I reached a milestone in my daughter’s 529 plan. Excited about reaching five figures for my oldest child, I decided to tweet about the accomplishment, so others could share in my excitement. As expected, many were positive about me reaching the milestone. That is, except for one. It turns out, one individual commented that I should do some additional homework because having that kind of money in the college savings plan was only going to hurt me and my daughter in the long run.

Not being a stranger to the pros and cons of having money saved, I was aware of the potential ramifications of growing the assets in this type of an account. None the less, the comment caught me a bit off guard. It isn’t until now that I’ve been able to bring my thoughts together in a meaningful way on this comment.

The truth is

that when my daughter is old enough to attend college, her 529 plan assets will have to be included in her financial aid applications. If I can continue to save at the same rate for her from now until she begins her higher education adventure, we will have access to approximately $35,000. Is this enough to cover everything? No, it’s not. It will however lessen the burden to cover the difference owed when she reaches that point. So, when the powers that be review her financial status and state of need, we likely will not be receiving much, if any, assistance for her tuition. In one sense, that’s a bit of a bummer. My perspective is a little different though. 

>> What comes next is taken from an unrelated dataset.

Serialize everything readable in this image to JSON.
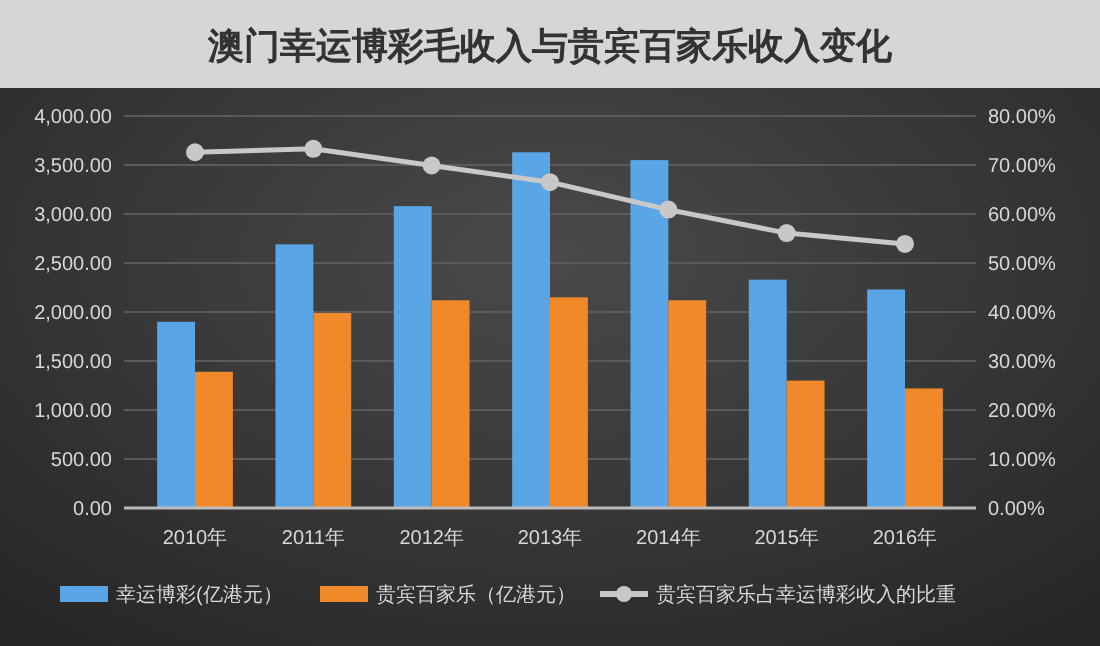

The average student graduating with a four-year degree today is leaving college with a student loan balance of $29,800 (see here for more). I can’t help but wonder how many of these students did NOT have parents saving for their education in a 529 plan. On one hand, perhaps that helped them when they filled out their financial aid application. On the other hand, if many of these students did not have a 529 plan, it would appear that whatever financial aid they received wasn’t enough to cover their expenses. This notion is substantiated with the seemingly endless articles about the levels of student load debt increasing over the past several years.

For me

the question becomes, are we really doing our children any favors by not saving in a 529 plan so that they may qualify for more financial aid? It didn’t take me long to come to an answer. No. Absolutely not. If not saving in a 529 was the best strategy to obtain more financial aid to reduce the burden of higher education, we wouldn’t be facing ridiculous student loan debt figures. I believe the burden should fall more on the shoulders of parents and families.

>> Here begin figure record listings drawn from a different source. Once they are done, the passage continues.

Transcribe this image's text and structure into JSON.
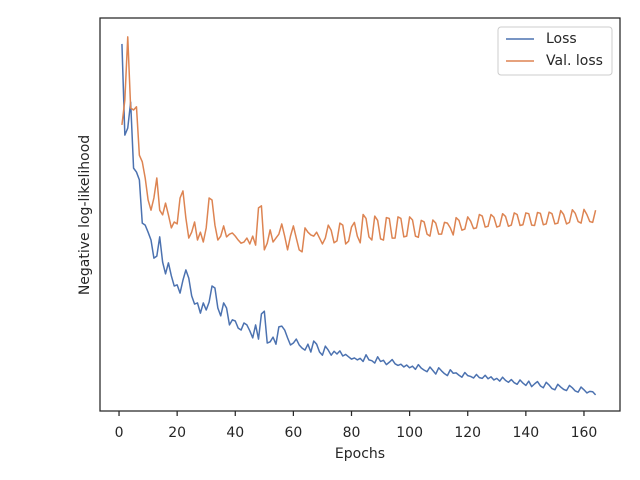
{
  "chart_data": {
    "type": "line",
    "xlabel": "Epochs",
    "ylabel": "Negative log-likelihood",
    "xlim": [
      -6.55,
      172.4
    ],
    "xticks": [
      0,
      20,
      40,
      60,
      80,
      100,
      120,
      140,
      160
    ],
    "ylim": [
      0,
      100
    ],
    "legend": "upper right",
    "x": [
      1,
      2,
      3,
      4,
      5,
      6,
      7,
      8,
      9,
      10,
      11,
      12,
      13,
      14,
      15,
      16,
      17,
      18,
      19,
      20,
      21,
      22,
      23,
      24,
      25,
      26,
      27,
      28,
      29,
      30,
      31,
      32,
      33,
      34,
      35,
      36,
      37,
      38,
      39,
      40,
      41,
      42,
      43,
      44,
      45,
      46,
      47,
      48,
      49,
      50,
      51,
      52,
      53,
      54,
      55,
      56,
      57,
      58,
      59,
      60,
      61,
      62,
      63,
      64,
      65,
      66,
      67,
      68,
      69,
      70,
      71,
      72,
      73,
      74,
      75,
      76,
      77,
      78,
      79,
      80,
      81,
      82,
      83,
      84,
      85,
      86,
      87,
      88,
      89,
      90,
      91,
      92,
      93,
      94,
      95,
      96,
      97,
      98,
      99,
      100,
      101,
      102,
      103,
      104,
      105,
      106,
      107,
      108,
      109,
      110,
      111,
      112,
      113,
      114,
      115,
      116,
      117,
      118,
      119,
      120,
      121,
      122,
      123,
      124,
      125,
      126,
      127,
      128,
      129,
      130,
      131,
      132,
      133,
      134,
      135,
      136,
      137,
      138,
      139,
      140,
      141,
      142,
      143,
      144,
      145,
      146,
      147,
      148,
      149,
      150,
      151,
      152,
      153,
      154,
      155,
      156,
      157,
      158,
      159,
      160,
      161,
      162,
      163,
      164
    ],
    "series": [
      {
        "name": "Loss",
        "color": "#4c72b0",
        "values": [
          93.4,
          70.2,
          72,
          78.6,
          61.8,
          60.8,
          58.8,
          47.8,
          47.3,
          45.5,
          43.5,
          38.9,
          39.4,
          44.3,
          37.9,
          34.9,
          37.7,
          34.4,
          31.8,
          32.1,
          30,
          33.3,
          35.9,
          33.8,
          29.3,
          27.2,
          27.5,
          24.9,
          27.5,
          25.7,
          27.7,
          31.8,
          31.3,
          26.2,
          24.2,
          27.5,
          26.2,
          21.9,
          23.2,
          22.9,
          21.1,
          20.6,
          22.4,
          21.9,
          20.4,
          18.6,
          21.9,
          18.3,
          24.7,
          25.4,
          17.3,
          17.6,
          18.8,
          17,
          21.4,
          21.6,
          20.6,
          18.6,
          16.8,
          17.3,
          18.3,
          16.8,
          16,
          15.5,
          17,
          15,
          17.8,
          17,
          15,
          14.2,
          16.5,
          15.5,
          14.2,
          15.2,
          14.5,
          15.3,
          14.0,
          14.4,
          13.8,
          13.2,
          13.5,
          13.0,
          13.4,
          12.6,
          14.3,
          13.0,
          12.8,
          12.2,
          13.8,
          12.6,
          12.9,
          11.8,
          12.4,
          13.1,
          12.0,
          11.6,
          11.9,
          11.2,
          11.7,
          11.0,
          11.4,
          10.6,
          11.8,
          10.9,
          10.4,
          10.0,
          11.2,
          10.3,
          9.4,
          11.0,
          10.2,
          9.5,
          9.0,
          10.5,
          9.6,
          9.7,
          9.1,
          8.6,
          9.8,
          9.0,
          8.8,
          8.4,
          9.3,
          8.5,
          8.3,
          9.1,
          8.2,
          8.7,
          7.9,
          8.3,
          7.6,
          8.6,
          7.8,
          7.3,
          8.0,
          7.2,
          6.8,
          7.9,
          7.1,
          6.5,
          7.6,
          6.2,
          6.9,
          7.5,
          6.4,
          5.9,
          7.3,
          6.6,
          5.7,
          5.4,
          6.8,
          6.1,
          5.5,
          5.2,
          6.5,
          5.9,
          5.1,
          4.8,
          6.1,
          5.4,
          4.6,
          5.0,
          4.9,
          4.1
        ]
      },
      {
        "name": "Val. loss",
        "color": "#dd8452",
        "values": [
          72.8,
          79.1,
          95.2,
          77.1,
          76.6,
          77.4,
          65.1,
          63.4,
          59.3,
          53.7,
          51.1,
          54.2,
          59.3,
          51.1,
          49.9,
          52.9,
          49.9,
          46.6,
          48.1,
          47.6,
          54.2,
          56,
          49.1,
          44,
          45.5,
          48.1,
          43.5,
          45.5,
          43,
          46.6,
          54.2,
          53.7,
          47.3,
          43.5,
          44.5,
          47.1,
          44.3,
          45,
          45.3,
          44.5,
          43.5,
          42.7,
          43,
          44,
          42.5,
          44.5,
          42.2,
          51.7,
          52.2,
          41,
          42.7,
          46.1,
          43,
          44,
          45,
          47.6,
          44.5,
          41,
          44.5,
          47.1,
          44,
          41,
          40.5,
          46.6,
          45.5,
          44.8,
          44.5,
          45.5,
          44,
          42.5,
          44.0,
          47.3,
          46.0,
          42.8,
          43.3,
          47.8,
          47.3,
          42.5,
          43.2,
          46.8,
          48.0,
          44.5,
          42.8,
          50.0,
          49.0,
          44.3,
          43.5,
          49.6,
          48.5,
          43.8,
          43.5,
          49.2,
          49.0,
          44.0,
          44.0,
          49.4,
          49.0,
          44.3,
          44.5,
          49.4,
          48.6,
          44.5,
          44.2,
          48.5,
          48.1,
          45.0,
          44.5,
          48.6,
          47.8,
          45.0,
          45.0,
          48.0,
          47.8,
          46.6,
          44.8,
          49.2,
          48.5,
          46.0,
          46.3,
          49.4,
          48.3,
          46.4,
          46.6,
          50.0,
          49.6,
          46.8,
          47.0,
          50.0,
          49.3,
          46.8,
          47.1,
          50.2,
          49.5,
          47.0,
          47.3,
          50.4,
          50.0,
          47.2,
          47.4,
          50.4,
          50.2,
          47.3,
          47.2,
          50.5,
          50.3,
          47.4,
          47.6,
          50.6,
          50.2,
          47.6,
          47.8,
          51.0,
          50.0,
          47.6,
          48.0,
          51.2,
          50.3,
          48.2,
          47.8,
          51.3,
          50.0,
          48.2,
          48.0,
          51.1
        ]
      }
    ]
  }
}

Being financially responsible and disciplined for twenty years should be a bigger part of the answer to reducing student loan debt. Personally. I would rather foot the bill for my daughter’s higher education after saving for two decades than not save in hopes she qualifies for a portion of the sizable tuition bill. That to me, is a more sustainable model to reducing long term debt.

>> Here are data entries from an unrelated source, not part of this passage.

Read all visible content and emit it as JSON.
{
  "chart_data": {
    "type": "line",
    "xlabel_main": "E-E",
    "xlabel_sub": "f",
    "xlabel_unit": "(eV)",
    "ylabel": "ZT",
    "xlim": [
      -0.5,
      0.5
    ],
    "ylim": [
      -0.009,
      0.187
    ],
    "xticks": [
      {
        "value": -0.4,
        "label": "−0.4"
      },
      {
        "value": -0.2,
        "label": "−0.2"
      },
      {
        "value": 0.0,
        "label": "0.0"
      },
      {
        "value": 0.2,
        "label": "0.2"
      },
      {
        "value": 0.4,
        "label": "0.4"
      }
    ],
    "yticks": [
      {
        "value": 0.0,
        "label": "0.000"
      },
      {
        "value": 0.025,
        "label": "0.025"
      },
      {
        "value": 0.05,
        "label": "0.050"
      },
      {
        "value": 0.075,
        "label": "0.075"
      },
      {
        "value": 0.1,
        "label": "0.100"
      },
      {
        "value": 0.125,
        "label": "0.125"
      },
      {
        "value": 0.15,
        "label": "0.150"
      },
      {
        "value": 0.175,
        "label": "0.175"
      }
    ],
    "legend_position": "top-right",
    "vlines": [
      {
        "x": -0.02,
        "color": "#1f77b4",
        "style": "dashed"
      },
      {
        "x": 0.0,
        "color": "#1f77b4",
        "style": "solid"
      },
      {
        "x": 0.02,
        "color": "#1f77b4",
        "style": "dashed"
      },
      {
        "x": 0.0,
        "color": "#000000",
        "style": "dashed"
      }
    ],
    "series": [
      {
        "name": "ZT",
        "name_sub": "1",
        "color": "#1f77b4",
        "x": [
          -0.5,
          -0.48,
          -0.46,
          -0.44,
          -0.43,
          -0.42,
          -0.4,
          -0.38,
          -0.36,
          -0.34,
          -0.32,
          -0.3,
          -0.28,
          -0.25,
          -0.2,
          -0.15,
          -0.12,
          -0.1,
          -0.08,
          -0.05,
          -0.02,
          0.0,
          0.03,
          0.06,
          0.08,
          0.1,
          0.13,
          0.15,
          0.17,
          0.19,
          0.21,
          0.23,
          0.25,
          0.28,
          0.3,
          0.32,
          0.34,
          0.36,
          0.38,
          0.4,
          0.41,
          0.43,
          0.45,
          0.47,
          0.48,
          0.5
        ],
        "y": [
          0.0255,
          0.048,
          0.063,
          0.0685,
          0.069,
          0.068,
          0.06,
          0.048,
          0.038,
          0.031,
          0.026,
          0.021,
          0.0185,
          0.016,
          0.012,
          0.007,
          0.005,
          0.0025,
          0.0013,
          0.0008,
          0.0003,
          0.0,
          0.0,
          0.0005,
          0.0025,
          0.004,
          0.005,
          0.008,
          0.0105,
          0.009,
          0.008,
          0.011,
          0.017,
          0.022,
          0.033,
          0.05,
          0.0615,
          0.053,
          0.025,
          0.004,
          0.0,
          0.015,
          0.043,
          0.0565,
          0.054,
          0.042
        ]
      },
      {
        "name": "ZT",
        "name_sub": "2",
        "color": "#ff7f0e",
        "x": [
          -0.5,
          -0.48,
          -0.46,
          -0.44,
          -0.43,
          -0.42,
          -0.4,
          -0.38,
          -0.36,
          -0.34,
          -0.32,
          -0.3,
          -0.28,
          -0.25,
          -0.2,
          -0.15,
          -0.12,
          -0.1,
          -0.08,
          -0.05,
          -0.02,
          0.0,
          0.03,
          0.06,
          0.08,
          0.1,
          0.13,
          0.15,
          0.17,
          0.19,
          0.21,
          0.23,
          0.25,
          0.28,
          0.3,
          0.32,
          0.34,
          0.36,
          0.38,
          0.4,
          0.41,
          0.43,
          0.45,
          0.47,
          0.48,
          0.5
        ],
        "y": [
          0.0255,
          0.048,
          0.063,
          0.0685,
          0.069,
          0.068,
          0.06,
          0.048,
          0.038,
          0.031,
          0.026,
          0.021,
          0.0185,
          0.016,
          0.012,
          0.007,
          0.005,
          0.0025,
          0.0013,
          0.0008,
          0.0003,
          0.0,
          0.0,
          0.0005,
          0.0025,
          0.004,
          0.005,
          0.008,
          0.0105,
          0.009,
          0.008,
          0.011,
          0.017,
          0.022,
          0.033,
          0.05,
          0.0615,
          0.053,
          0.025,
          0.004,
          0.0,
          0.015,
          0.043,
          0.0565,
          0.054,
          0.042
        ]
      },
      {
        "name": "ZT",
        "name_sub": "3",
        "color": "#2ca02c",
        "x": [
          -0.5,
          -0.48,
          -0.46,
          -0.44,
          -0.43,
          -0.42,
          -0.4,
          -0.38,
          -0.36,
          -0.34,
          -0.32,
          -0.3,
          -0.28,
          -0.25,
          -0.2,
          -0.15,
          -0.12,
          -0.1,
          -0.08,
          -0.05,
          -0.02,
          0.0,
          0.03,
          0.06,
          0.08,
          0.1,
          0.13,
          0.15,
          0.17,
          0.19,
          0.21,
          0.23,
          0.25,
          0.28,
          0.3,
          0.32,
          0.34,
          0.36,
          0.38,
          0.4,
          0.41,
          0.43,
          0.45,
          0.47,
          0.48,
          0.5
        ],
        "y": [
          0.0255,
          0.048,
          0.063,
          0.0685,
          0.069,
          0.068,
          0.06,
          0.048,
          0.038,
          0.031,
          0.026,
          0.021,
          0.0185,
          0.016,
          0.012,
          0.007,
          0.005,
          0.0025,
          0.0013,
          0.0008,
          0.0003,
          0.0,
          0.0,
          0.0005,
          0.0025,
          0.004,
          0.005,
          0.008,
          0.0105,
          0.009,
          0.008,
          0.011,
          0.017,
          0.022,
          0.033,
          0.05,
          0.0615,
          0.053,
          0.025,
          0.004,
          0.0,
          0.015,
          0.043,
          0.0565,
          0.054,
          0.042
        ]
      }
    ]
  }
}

Please do not misunderstand me and my perspective. People do stand to benefit from financial assistance to obtain higher education. I fully support a model that benefits those in need. I also believe in a mindset that encourages life long financial responsibility and saving. Like many things financially speaking, saving for college is more about choices and accountability. Until we grasp that as a society, we’re bound to suffer the same financial hardships that so many are facing today.